When it comes to Wes Anderson, you either love his style or hate it. He has a very distinctive visual palette and voice, one that has spawned thousands of imitators. But there’s only one Wes Anderson, and let’s be real here, he’s an incredible director. Now I hope this review hasn’t deterred you from going forward, especially for those who are not fans of Anderson or who think his films are just self-pretentious and ostentatious. In my opinion, Anderson films should always deserve a second viewing. There’s just so much going on his films that you’ll either miss something or want to revisit a certain moment that will stay with you. After watching Asteroid City I knew I had to watch it again.

Asteroid City Is A Film Within A Film

Now first things first, the trailers for Asteroid City only give you glimpses of the story. So whatever you’re assuming you’re going to see is quite the opposite. In a way Asteroid City is Anderson’s “Lockdown” film. The plot is as follows: In a remote desert town on the Nevada, California, Arizona border, the Junior Stargazers convention finds itself in a lock down after encountering an alien life-form. Simple enough right? Anderson defies your expectation and makes it a film within a film.

Bryan Cranston plays a Rod Serling-type narrator who frames the narrative. He introduces the audience to a TV anthology show from the fifties that dramatizes the creation of a famous play, and the dramatized scenes we’re seeing are the film’s main plot. We’re introduced to playwright Conrad Earp (Edward Norton) who’s writing his play Asteroid City. Here we meet his large ensemble cast led by Jason Schwartzman‘s Jones Hall, who plays Augie Steenbeck. Still with me? Anderson has his largest cast to date with the likes of Tilda Swinton, Adrien Brody, Matt Dillon, Jeffrey Wright, Maya Hawke, Liev Schreiber, Hope Davis, and Jarvis Cocker. And Tom Hanks looks to be having a blast eating up every scene and delivering Anderson’s quick dialogue.

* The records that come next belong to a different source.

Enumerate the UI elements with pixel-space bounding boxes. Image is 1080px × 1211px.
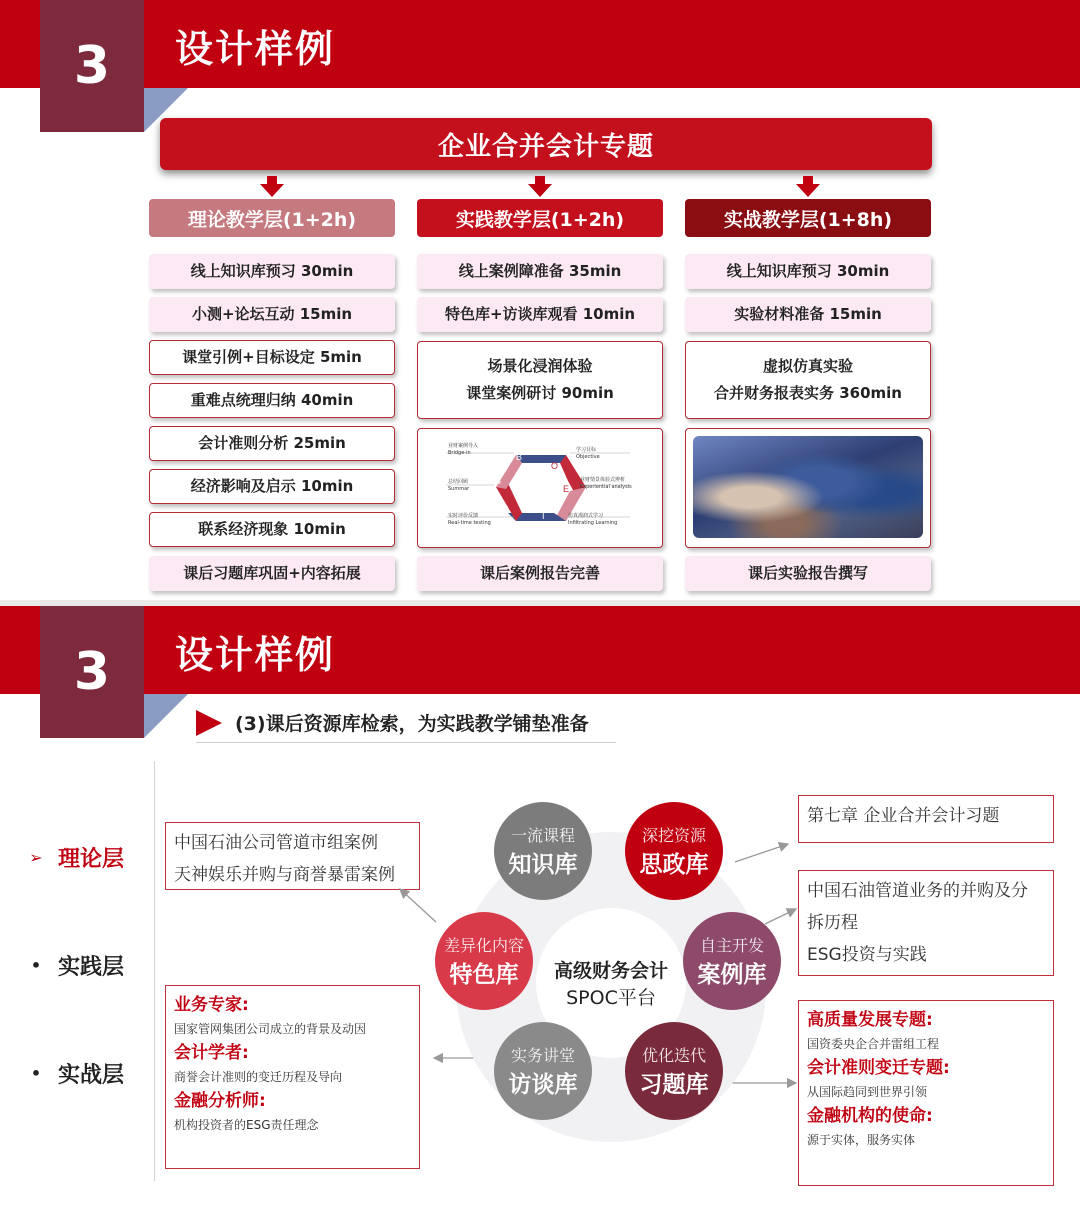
connector-arrow [735, 844, 788, 862]
combat-item: 实验材料准备 15min [685, 297, 931, 332]
connector-arrow [765, 909, 796, 924]
connector-arrow [400, 889, 436, 922]
layer-label: 实践层 [58, 955, 125, 980]
topic-banner: 企业合并会计专题 [160, 118, 932, 170]
theory-item: 联系经济现象 10min [149, 512, 395, 547]
theory-footer: 课后习题库巩固+内容拓展 [149, 556, 395, 591]
node-caption: 优化迭代 [641, 1046, 706, 1065]
node-caption: 深挖资源 [641, 826, 706, 845]
node-ideology-library [625, 802, 723, 900]
theory-item: 线上知识库预习 30min [149, 254, 395, 289]
diagram-label: 仿真漫润式学习 Infiltrating Learning [568, 513, 618, 526]
node-feature-library [435, 912, 533, 1010]
center-subtitle: SPOC平台 [566, 987, 656, 1009]
diagram-letter: E [563, 484, 570, 494]
diagram-label: 总结回顾 Summar [448, 479, 470, 492]
node-caption: 差异化内容 [443, 936, 524, 955]
column-header-practice: 实践教学层(1+2h) [417, 199, 663, 237]
theory-item: 经济影响及启示 10min [149, 469, 395, 504]
practice-item: 特色库+访谈库观看 10min [417, 297, 663, 332]
combat-block [685, 341, 931, 419]
bullet-icon: • [30, 1064, 42, 1083]
diagram-label: 实时评价反馈 Real-time testing [448, 513, 491, 526]
node-exercise-library [625, 1022, 723, 1120]
box-line: 拆历程 [807, 913, 858, 933]
theory-item: 小测+论坛互动 15min [149, 297, 395, 332]
box-heading: 业务专家: [174, 995, 249, 1015]
practice-block [417, 341, 663, 419]
section-number: 3 [40, 0, 144, 132]
node-knowledge-library [494, 802, 592, 900]
bullet-icon: • [30, 956, 42, 975]
diagram-letter: S [495, 476, 502, 486]
layer-label: 理论层 [58, 847, 125, 872]
node-label: 思政库 [639, 852, 709, 878]
diagram-label: 学习目标 Objective [576, 447, 600, 460]
theory-item: 重难点统理归纳 40min [149, 383, 395, 418]
practice-footer: 课后案例报告完善 [417, 556, 663, 591]
box-text: 商誉会计准则的变迁历程及导向 [174, 1070, 343, 1084]
combat-block-line: 虚拟仿真实验 [762, 357, 853, 375]
theory-item: 课堂引例+目标设定 5min [149, 340, 395, 375]
combat-block-line: 合并财务报表实务 360min [714, 384, 902, 402]
down-arrow-icon [260, 176, 284, 198]
combat-footer: 课后实验报告撰写 [685, 556, 931, 591]
node-label: 案例库 [697, 962, 767, 988]
center-title: 高级财务会计 [553, 960, 668, 982]
node-caption: 自主开发 [699, 936, 764, 955]
lab-photo-frame [685, 428, 931, 548]
theory-item: 会计准则分析 25min [149, 426, 395, 461]
boseir-diagram [417, 428, 663, 548]
diagram-label: 业财案例导入 Bridge-in [448, 443, 479, 456]
diagram-letter: I [542, 511, 545, 521]
node-interview-library [494, 1022, 592, 1120]
node-label: 习题库 [639, 1072, 709, 1098]
diagram-letter: B [516, 452, 523, 462]
box-text: 国家管网集团公司成立的背景及动因 [174, 1022, 367, 1036]
column-header-theory: 理论教学层(1+2h) [149, 199, 395, 237]
down-arrow-icon [796, 176, 820, 198]
header-bar [0, 0, 1080, 88]
box-text: 源于实体，服务实体 [807, 1133, 916, 1147]
box-heading: 金融机构的使命: [807, 1106, 933, 1126]
box-heading: 会计准则变迁专题: [807, 1058, 950, 1078]
box-heading: 金融分析师: [174, 1091, 266, 1111]
practice-block-line: 课堂案例研讨 90min [466, 384, 614, 402]
layer-label: 实战层 [58, 1063, 125, 1088]
subtitle: (3)课后资源库检索，为实践教学铺垫准备 [235, 713, 589, 735]
box-line: ESG投资与实践 [807, 945, 927, 965]
lab-photo [693, 436, 923, 538]
box-text: 机构投资者的ESG责任理念 [174, 1118, 319, 1132]
node-label: 访谈库 [508, 1072, 578, 1098]
node-case-library [683, 912, 781, 1010]
section-number: 3 [40, 606, 144, 738]
box-line: 天神娱乐并购与商誉暴雷案例 [174, 865, 395, 885]
node-caption: 一流课程 [510, 826, 575, 845]
combat-item: 线上知识库预习 30min [685, 254, 931, 289]
box-heading: 高质量发展专题: [807, 1010, 933, 1030]
diagram-letter: O [551, 461, 559, 471]
diagram-label: 业财情景体验式辨析 Experiential analysis [580, 477, 632, 490]
node-label: 特色库 [449, 962, 519, 988]
slide-2 [0, 606, 1080, 1211]
box-heading: 会计学者: [174, 1043, 249, 1063]
page-title: 设计样例 [175, 27, 336, 71]
box-text: 国资委央企合并雷组工程 [807, 1037, 940, 1051]
chevron-right-icon: ➢ [29, 848, 43, 867]
box-text: 从国际趋同到世界引领 [807, 1085, 928, 1099]
box-line: 第七章 企业合并会计习题 [807, 806, 1000, 826]
page-title: 设计样例 [175, 633, 336, 677]
node-label: 知识库 [508, 852, 578, 878]
down-arrow-icon [528, 176, 552, 198]
slide-1 [0, 0, 1080, 600]
practice-item: 线上案例障准备 35min [417, 254, 663, 289]
box-line: 中国石油公司管道市组案例 [174, 833, 378, 853]
box-line: 中国石油管道业务的并购及分 [807, 881, 1028, 901]
diagram-letter: R [502, 504, 509, 514]
node-caption: 实务讲堂 [510, 1046, 575, 1065]
practice-block-line: 场景化浸润体验 [487, 357, 593, 375]
column-header-combat: 实战教学层(1+8h) [685, 199, 931, 237]
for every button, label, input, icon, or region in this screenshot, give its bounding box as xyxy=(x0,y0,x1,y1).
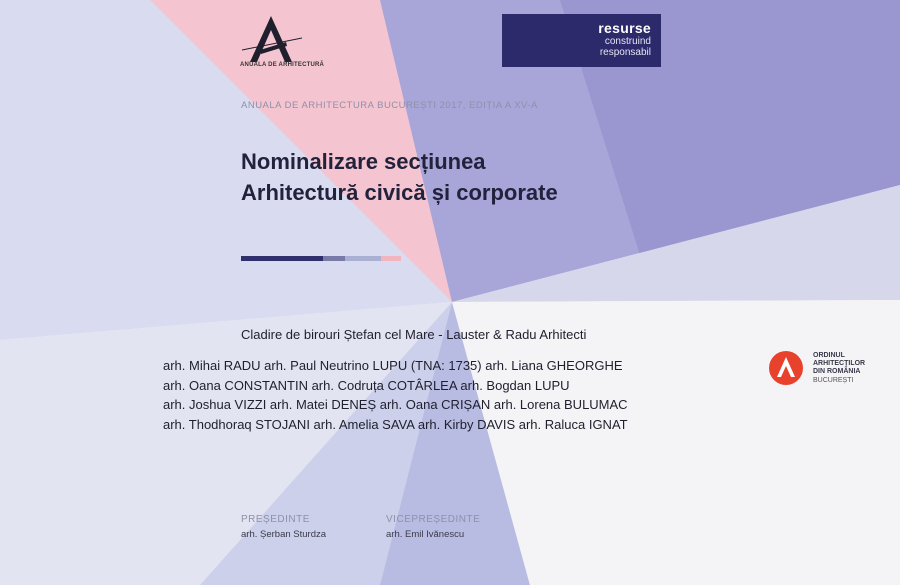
title-divider xyxy=(241,256,401,261)
divider-segment xyxy=(241,256,323,261)
president-label: PREȘEDINTE xyxy=(241,514,310,525)
authors-line: arh. Joshua VIZZI arh. Matei DENEȘ arh. Oana CRIȘAN arh. Lorena BULUMAC xyxy=(163,397,628,412)
divider-segment xyxy=(345,256,381,261)
authors-list xyxy=(163,356,628,434)
anuala-logo-text: ANUALA DE ARHITECTURĂ xyxy=(240,62,325,68)
diploma-title xyxy=(241,146,558,208)
divider-segment xyxy=(323,256,345,261)
resurse-tagline-1: construind xyxy=(604,36,651,47)
project-name: Cladire de birouri Ștefan cel Mare - Lauster & Radu Arhitecti xyxy=(241,327,587,342)
oar-name xyxy=(813,352,865,376)
resurse-tagline-2: responsabil xyxy=(599,47,651,58)
vice-president-label: VICEPREȘEDINTE xyxy=(386,514,481,525)
oar-line-1: ORDINUL xyxy=(813,352,845,359)
divider-segment xyxy=(381,256,401,261)
authors-line: arh. Thodhoraq STOJANI arh. Amelia SAVA arh. Kirby DAVIS arh. Raluca IGNAT xyxy=(163,416,628,432)
vice-president-name: arh. Emil Ivănescu xyxy=(386,529,465,540)
resurse-brand: resurse xyxy=(598,20,651,36)
oar-city: BUCUREȘTI xyxy=(813,377,854,384)
authors-line: arh. Oana CONSTANTIN arh. Codruța COTÂRLEA arh. Bogdan LUPU xyxy=(163,377,570,393)
title-line-1: Nominalizare secțiunea xyxy=(241,149,486,174)
oar-line-2: ARHITECȚILOR xyxy=(813,360,866,367)
oar-line-3: DIN ROMÂNIA xyxy=(813,368,861,375)
edition-subtitle: ANUALA DE ARHITECTURA BUCUREȘTI 2017, EDIȚIA A XV-A xyxy=(241,100,538,111)
president-name: arh. Șerban Sturdza xyxy=(241,529,327,540)
resurse-sponsor-logo xyxy=(502,14,661,67)
title-line-2: Arhitectură civică și corporate xyxy=(241,180,558,205)
authors-line: arh. Mihai RADU arh. Paul Neutrino LUPU (TNA: 1735) arh. Liana GHEORGHE xyxy=(163,358,623,373)
oar-logo-icon xyxy=(768,350,804,386)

Bryan Cranston stars as “Host” in writer/director Wes Anderson’s ASTEROID CITY, a Focus Features release. Credit: Courtesy of Pop. 87 Productions/Focus Features

Gorgeous Landscape And The Perfect Cast

The film goes back and fourth from black and white to a TV-style 1:33:1 aspect ratio. The Asteroid City stuff is in blazing color and CinemaScope style widescreen, which makes it look like a John Ford epic. It’s here where you see Robert D. Yeoman’s gorgeous cinematography in all its typical Anderson-esque beauty. Personally I loved the back and fourth between aspect ratios, but I can see it taking people out of the story. In Asteroid City you get to see Schwartzman shine as Steenbeck.

(L to R) Jake Ryan as “Woodrow”, Jason Schwartzman as “Augie Steenbeck” and Tom Hanks as “Stanley Zak” in writer/director Wes Anderson’s ASTEROID CITY, a Focus Features release. Credit: Courtesy of Pop. 87 Productions/Focus Features

The movie follows two couples – Schwartzman (Steenbeck) and Johansson (Midge Campbell), as well as their kids, played by Jake Ryan and Grace Edwards. Campbell’s daughter, along with the Augie’s son and other Junior Stargazers, are visiting for a convention. The town is built around a mysterious asteroid. During the convention, an alien appears to reclaim the artifact, leading to the military, commanded by Wright’s character, ordering everyone to be locked down.

(L to R) Steve Carell as “Motel Manager”, Aristou Meehan as “Clifford” and Liev Schreiber as “J.J. Kellogg” in writer/director Wes Anderson’s ASTEROID CITY, a Focus Features release. Credit: Courtesy of Pop. 87 Productions/Focus Features

Asteroid City is the type of film that deserves to be seen twice. It’s Anderson’s most heartfelt film since The Darjeeling Limited in terms of emotion and depth. He hasn’t done a film like this in a while and I’m here for it. Asteroid City has everything a Wes Anderson film always has. From its crisp framing, traveling panning shots, quirky characters with muted delivery, familiar faces, and a sense of humor that is silly while sophisticated. But if you focus on the color, the symmetry and vibe of the film, you’ll miss out on the heart and longing at its center.

Asteroid City premieres in theaters June 16.